A decade ago, in 2006-2007, the numbers in average daily membership were 141.21 in Center Harbor; 908.58 in Meredith; and 145.69 in Sandwich, according to state numbers. By October 2016, Center Harbor average daily membership and residence was 92.47; Meredith's was 812.69; and Sandwich's was 119.95. A year earlier, the average daily membership and residence was 104.85 in Center Harbor; 774.86 in Meredith; and 129.68 in Sandwich, according to state figures.
As a partial factor behind property taxes, average daily membership fluctuations mean varying levels of taxation in the district.
In 2014-2015, Center Harbor's net assessment was $2,812,344; Meredith's net assessment was $15,699,356; and Sandwich's net assessment was $2,981,718. In 2017-2018, those figures changed to $2,639,697 in Center Harbor; $17,079,205 in Meredith; and $3,100,311 in Sandwich, according to the budget.

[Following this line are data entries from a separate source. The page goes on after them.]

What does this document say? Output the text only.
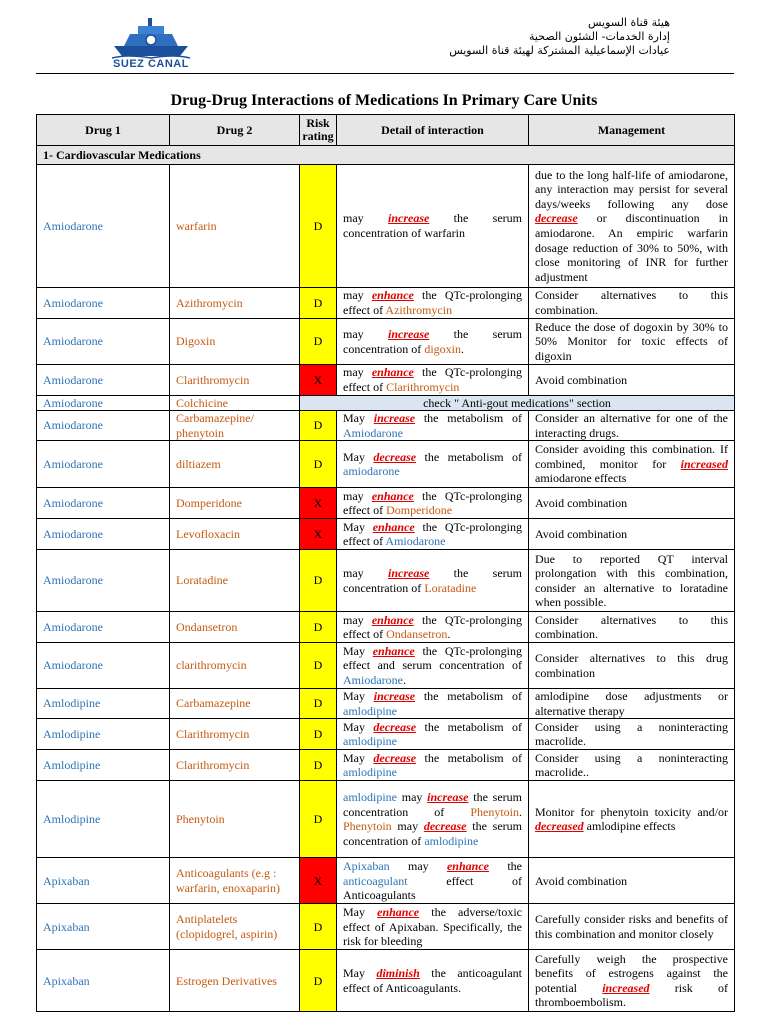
SUEZ CANAL
هيئة قناة السويس
إدارة الخدمات- الشئون الصحية
عيادات الإسماعيلية المشتركة لهيئة قناة السويس
Drug-Drug Interactions of Medications In Primary Care Units
Drug 1	Drug 2	Risk rating	Detail of interaction	Management
1- Cardiovascular Medications				
Amiodarone	warfarin	D	may increase the serum concentration of warfarin	due to the long half-life of amiodarone, any interaction may persist for several days/weeks following any dose decrease or discontinuation in amiodarone. An empiric warfarin dosage reduction of 30% to 50%, with close monitoring of INR for further adjustment
Amiodarone	Azithromycin	D	may enhance the QTc-prolonging effect of Azithromycin	Consider alternatives to this combination.
Amiodarone	Digoxin	D	may increase the serum concentration of digoxin.	Reduce the dose of dogoxin by 30% to 50% Monitor for toxic effects of digoxin
Amiodarone	Clarithromycin	X	may enhance the QTc-prolonging effect of Clarithromycin	Avoid combination
Amiodarone	Colchicine	check " Anti-gout medications" section		
Amiodarone	Carbamazepine/ phenytoin	D	May increase the metabolism of Amiodarone	Consider an alternative for one of the interacting drugs.
Amiodarone	diltiazem	D	May decrease the metabolism of amiodarone	Consider avoiding this combination. If combined, monitor for increased amiodarone effects
Amiodarone	Domperidone	X	may enhance the QTc-prolonging effect of Domperidone	Avoid combination
Amiodarone	Levofloxacin	X	May enhance the QTc-prolonging effect of Amiodarone	Avoid combination
Amiodarone	Loratadine	D	may increase the serum concentration of Loratadine	Due to reported QT interval prolongation with this combination, consider an alternative to loratadine when possible.
Amiodarone	Ondansetron	D	may enhance the QTc-prolonging effect of Ondansetron.	Consider alternatives to this combination.
Amiodarone	clarithromycin	D	May enhance the QTc-prolonging effect and serum concentration of Amiodarone.	Consider alternatives to this drug combination
Amlodipine	Carbamazepine	D	May increase the metabolism of amlodipine	amlodipine dose adjustments or alternative therapy
Amlodipine	Clarithromycin	D	May decrease the metabolism of amlodipine	Consider using a noninteracting macrolide.
Amlodipine	Clarithromycin	D	May decrease the metabolism of amlodipine	Consider using a noninteracting macrolide..
Amlodipine	Phenytoin	D	amlodipine may increase the serum concentration of Phenytoin. Phenytoin may decrease the serum concentration of amlodipine	Monitor for phenytoin toxicity and/or decreased amlodipine effects
Apixaban	Anticoagulants (e.g : warfarin, enoxaparin)	X	Apixaban may enhance the anticoagulant effect of Anticoagulants	Avoid combination
Apixaban	Antiplatelets (clopidogrel, aspirin)	D	May enhance the adverse/toxic effect of Apixaban. Specifically, the risk for bleeding	Carefully consider risks and benefits of this combination and monitor closely
Apixaban	Estrogen Derivatives	D	May diminish the anticoagulant effect of Anticoagulants.	Carefully weigh the prospective benefits of estrogens against the potential increased risk of thromboembolism.
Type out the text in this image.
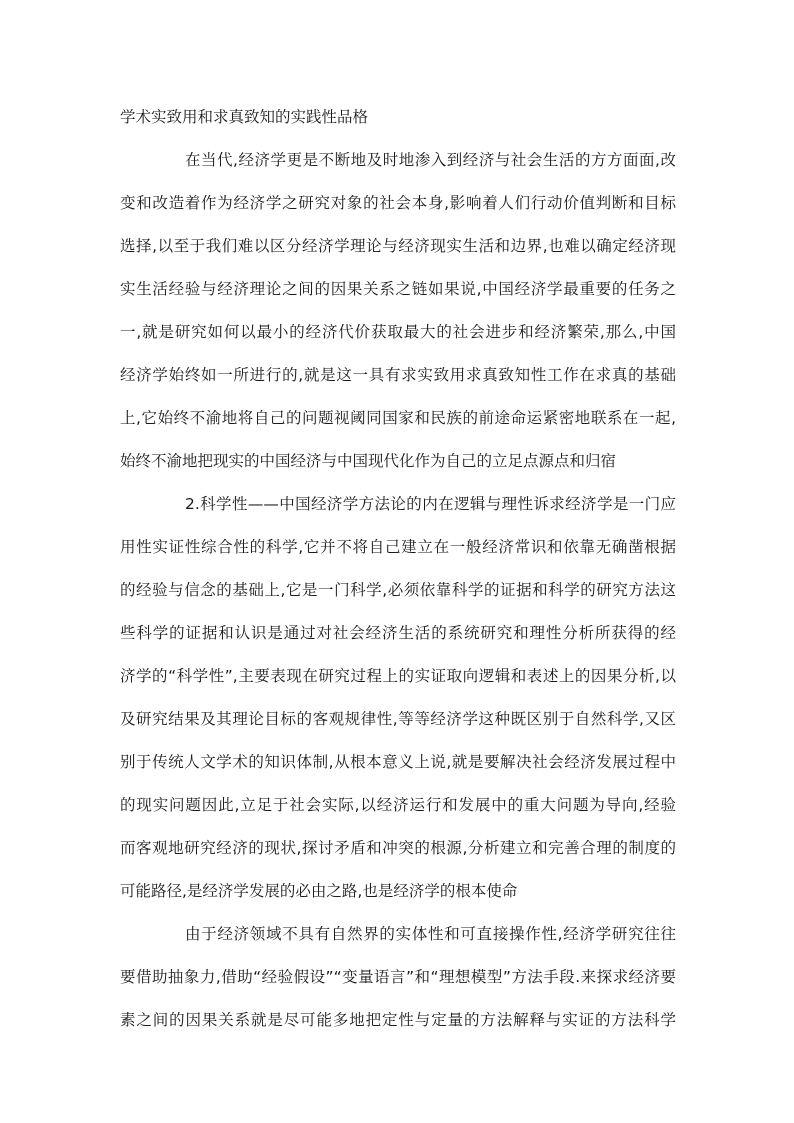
学术实致用和求真致知的实践性品格
在当代,经济学更是不断地及时地渗入到经济与社会生活的方方面面,改
变和改造着作为经济学之研究对象的社会本身,影响着人们行动价值判断和目标
选择,以至于我们难以区分经济学理论与经济现实生活和边界,也难以确定经济现
实生活经验与经济理论之间的因果关系之链如果说,中国经济学最重要的任务之
一,就是研究如何以最小的经济代价获取最大的社会进步和经济繁荣,那么,中国
经济学始终如一所进行的,就是这一具有求实致用求真致知性工作在求真的基础
上,它始终不渝地将自己的问题视阈同国家和民族的前途命运紧密地联系在一起,
始终不渝地把现实的中国经济与中国现代化作为自己的立足点源点和归宿
2.科学性——中国经济学方法论的内在逻辑与理性诉求经济学是一门应
用性实证性综合性的科学,它并不将自己建立在一般经济常识和依靠无确凿根据
的经验与信念的基础上,它是一门科学,必须依靠科学的证据和科学的研究方法这
些科学的证据和认识是通过对社会经济生活的系统研究和理性分析所获得的经
济学的“科学性”,主要表现在研究过程上的实证取向逻辑和表述上的因果分析,以
及研究结果及其理论目标的客观规律性,等等经济学这种既区别于自然科学,又区
别于传统人文学术的知识体制,从根本意义上说,就是要解决社会经济发展过程中
的现实问题因此,立足于社会实际,以经济运行和发展中的重大问题为导向,经验
而客观地研究经济的现状,探讨矛盾和冲突的根源,分析建立和完善合理的制度的
可能路径,是经济学发展的必由之路,也是经济学的根本使命
由于经济领域不具有自然界的实体性和可直接操作性,经济学研究往往
要借助抽象力,借助“经验假设”“变量语言”和“理想模型”方法手段.来探求经济要
素之间的因果关系就是尽可能多地把定性与定量的方法解释与实证的方法科学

Articles in the Inter-Lakes School District include Article 3, the collective bargaining agreement between the Inter‐Lakes School Board and the Inter‐Lakes Support Staff Association, which calls for the increases in salaries and benefits at the current staffing levels as follows: 2017‐2018: $189,513; 2018‐2019: $108,627; 2019‐2020: $114,939; and 2020‐2021: $121,679. The article also seeks to raise and appropriate $189,513 for the 2017‐2018 fiscal year in the additional costs attributable to the increase in salaries and benefits. The association represents 74 people, six full‐time and 68 part‐time. Over four years, through 2021, cumulative salary and fixed costs will be $511,372; stipends and fixed costs will total $21,261; health insurance savings will be $5,876; and professional improvement costs will be $8,000, for a total cost of $534,757, according to the budget.

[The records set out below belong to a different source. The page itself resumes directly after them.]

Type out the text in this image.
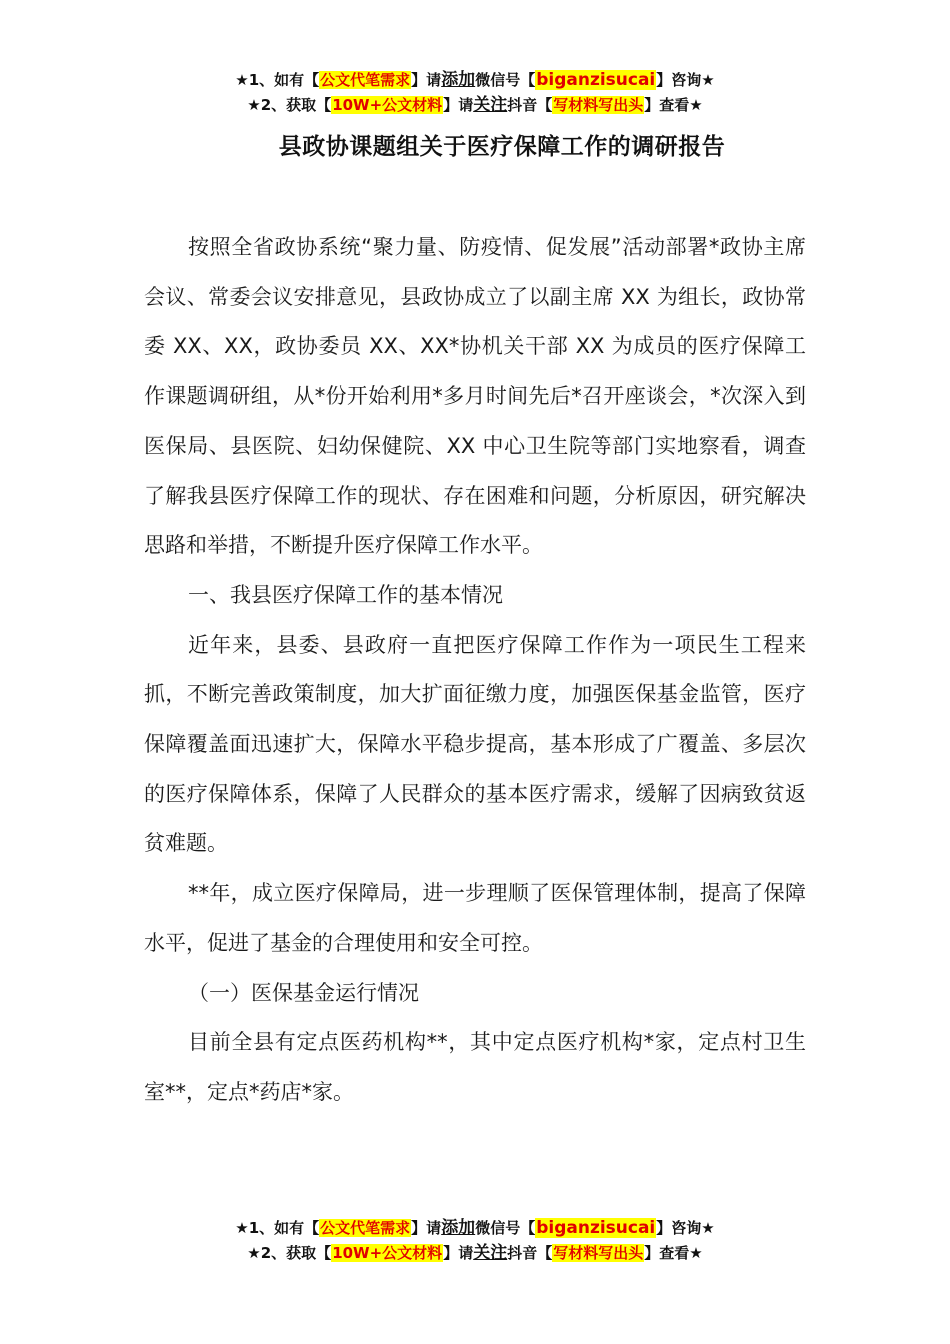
★1、如有【公文代笔需求】请添加微信号【biganzisucai】咨询★
★2、获取【10W+公文材料】请关注抖音【写材料写出头】查看★
县政协课题组关于医疗保障工作的调研报告

按照全省政协系统“聚力量、防疫情、促发展”活动部署*政协主席会议、常委会议安排意见，县政协成立了以副主席 XX 为组长，政协常委 XX、XX，政协委员 XX、XX*协机关干部 XX 为成员的医疗保障工作课题调研组，从*份开始利用*多月时间先后*召开座谈会，*次深入到医保局、县医院、妇幼保健院、XX 中心卫生院等部门实地察看，调查了解我县医疗保障工作的现状、存在困难和问题，分析原因，研究解决思路和举措，不断提升医疗保障工作水平。

一、我县医疗保障工作的基本情况

近年来，县委、县政府一直把医疗保障工作作为一项民生工程来抓，不断完善政策制度，加大扩面征缴力度，加强医保基金监管，医疗保障覆盖面迅速扩大，保障水平稳步提高，基本形成了广覆盖、多层次的医疗保障体系，保障了人民群众的基本医疗需求，缓解了因病致贫返贫难题。

**年，成立医疗保障局，进一步理顺了医保管理体制，提高了保障水平，促进了基金的合理使用和安全可控。

（一）医保基金运行情况

目前全县有定点医药机构**，其中定点医疗机构*家，定点村卫生室**，定点*药店*家。

★1、如有【公文代笔需求】请添加微信号【biganzisucai】咨询★
★2、获取【10W+公文材料】请关注抖音【写材料写出头】查看★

Article 5 is the collective bargaining agreement between the Inter‐Lakes School Board and the Inter‐Lakes Education Association which calls for increases in salaries and benefits at the current staffing levels as follows: 2017‐2018: $320,073; 2018‐2019: $350,525; and 2019‐2020: $353,139; The article also seeks to raise and appropriate $320,073 for the 2017‐2018 fiscal year in additional costs attributable to the increase in salaries and benefits. The salary schedule was increased by 2.5 percent on the base wage, with average increases of $2,642 in year 1; $2,704 in year 2; and $2,723 in year 3, the budget reports.
On health insurance, teachers increased their cost share by 1 percent in the first year, 1.5 percent in the second year and 1.5 percent in the third year. Projected savings to the district are $76,095 in year 1; $30,846 in year 2; and $30,846 in year 3, according to the budget.
The district is increasing professional development for coursework to $3,000 from $2,400 to encourage staff to pursue master's degrees. The district is also increasing other professional improvement to $1,000 from $750, capping the dollar amount at $100,000. Over three years, salary and fixed costs are expected to total $1.137 million; health insurance savings are expected to total $137,787; professional improvement costs are expected to total $25,000; and the total cost is projected to reach $1.024 million, according to the budget.